“”Christmas won’t be Christmas without any presents,” grumbled Jo, lying on the rug.” — Little Women, Louisa May Alcott
I was observing my son’s class one day and noticed a copy of Little Women tucked into the cubby under a desk a few rows ahead. I was in a classroom for a 5th grade class–and was surprised and impressed that a 5th grader would be reading Little Women in this day and age of Wimpy Kid books (not that I am dissing them) or the Twilight series (ditto). Then again, I may have been about that age when I first read it myself. And I loved it then, as I really enjoyed it now.
I read the Penguin Threads edition of Little Women. If you haven’t seen these editions and you are interested in hand needlework, illustration, or both, you really must check them out. There are six books published in Penguin Threads (Little Women, Emma, Black Beauty, The Secret Garden, The Wind in the Willows, and The Wizard of Oz) and the cover of each volume is a hand embroidery piece beautifully reproduced with light embossing. When you open the covers, you can see the backside of the work (for better or worse–I was a bit horrified by the back of the Little Women embroidery. Messy!). I first learned of these books by seeing the work of Jillian Tamaki who did the illustrations for Emma, The Secret Garden and Black Beauty. They are absolutely amazing embroideries, and I was inspired to collect and read all the volumes. I stuck them all on my Amazon wish list and my father sent me Little Women for Christmas. I think he had given me my first copy of Little Women as well, a beautifully illustrated hardback (where did it go?). It seemed full circle and time to read it again.

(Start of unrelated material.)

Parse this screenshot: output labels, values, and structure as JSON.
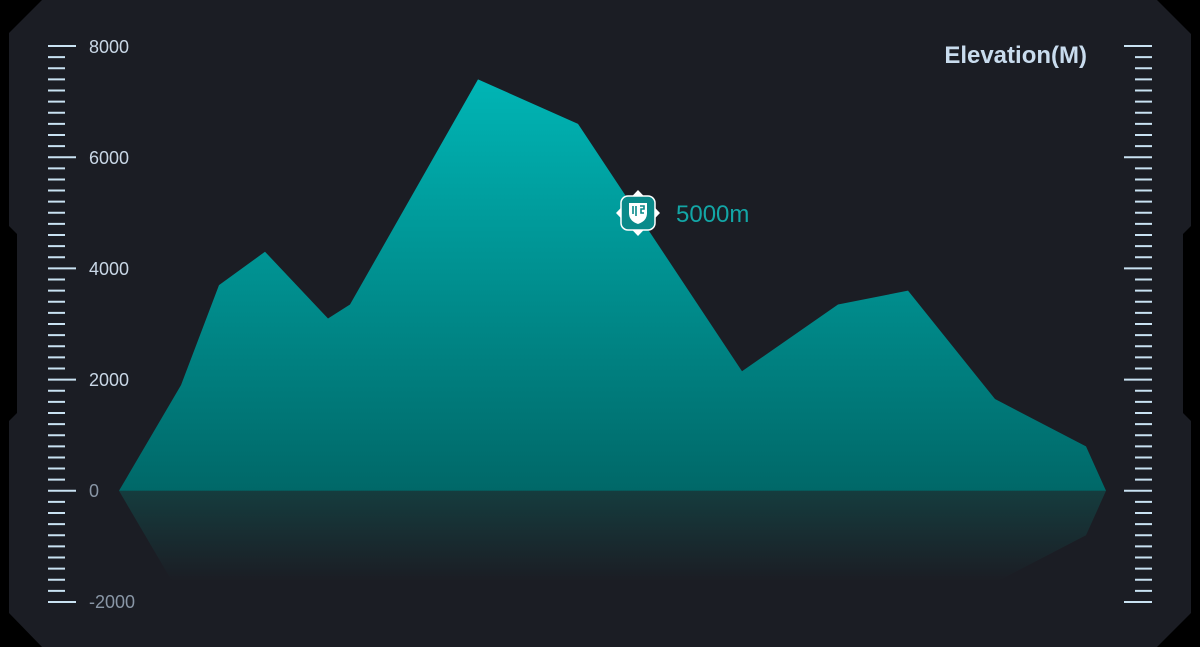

In the back of my head, I was reluctant to reread Little Women because I remembered it generally as being “old fashioned”. I suspected this had to do with language, heavy Christian morality, and a conservative portrayal of women in society. I have very little patience with any of these days. But I was first surprised at how fresh and readable the language is in Little Women. It doesn’t read as an “old” book language-wise. I began to understand more why the book could still appeal to a 5th grader today.
To be sure, there are themes and topics that seem old-fashioned by today’s standards. How many young girls read Pilgrim’s Progress and try to model their behavior accordingly? But the overarching theme, of young people developing awareness and self-management skills of their own worst behaviors, struck me as a valuable one to explore. In some ways, the characters model the self-help topics of their day: Jo– her temper and impulsiveness (and Marmie), Meg– her vanity, and Amy — her snobbishness and selfishness. Each character had to deal with her behavior and its consequences. Each one overcame her fault as she matured, even if not perfectly (because who of us is perfect?). Perhaps we don’t recognize the same qualities as character flaws today, but it does seem a valuable lesson for children to see a character struggle and strive to overcome.
I really enjoyed reading Little Women again as an adult well into middle age and would recommend it for any age.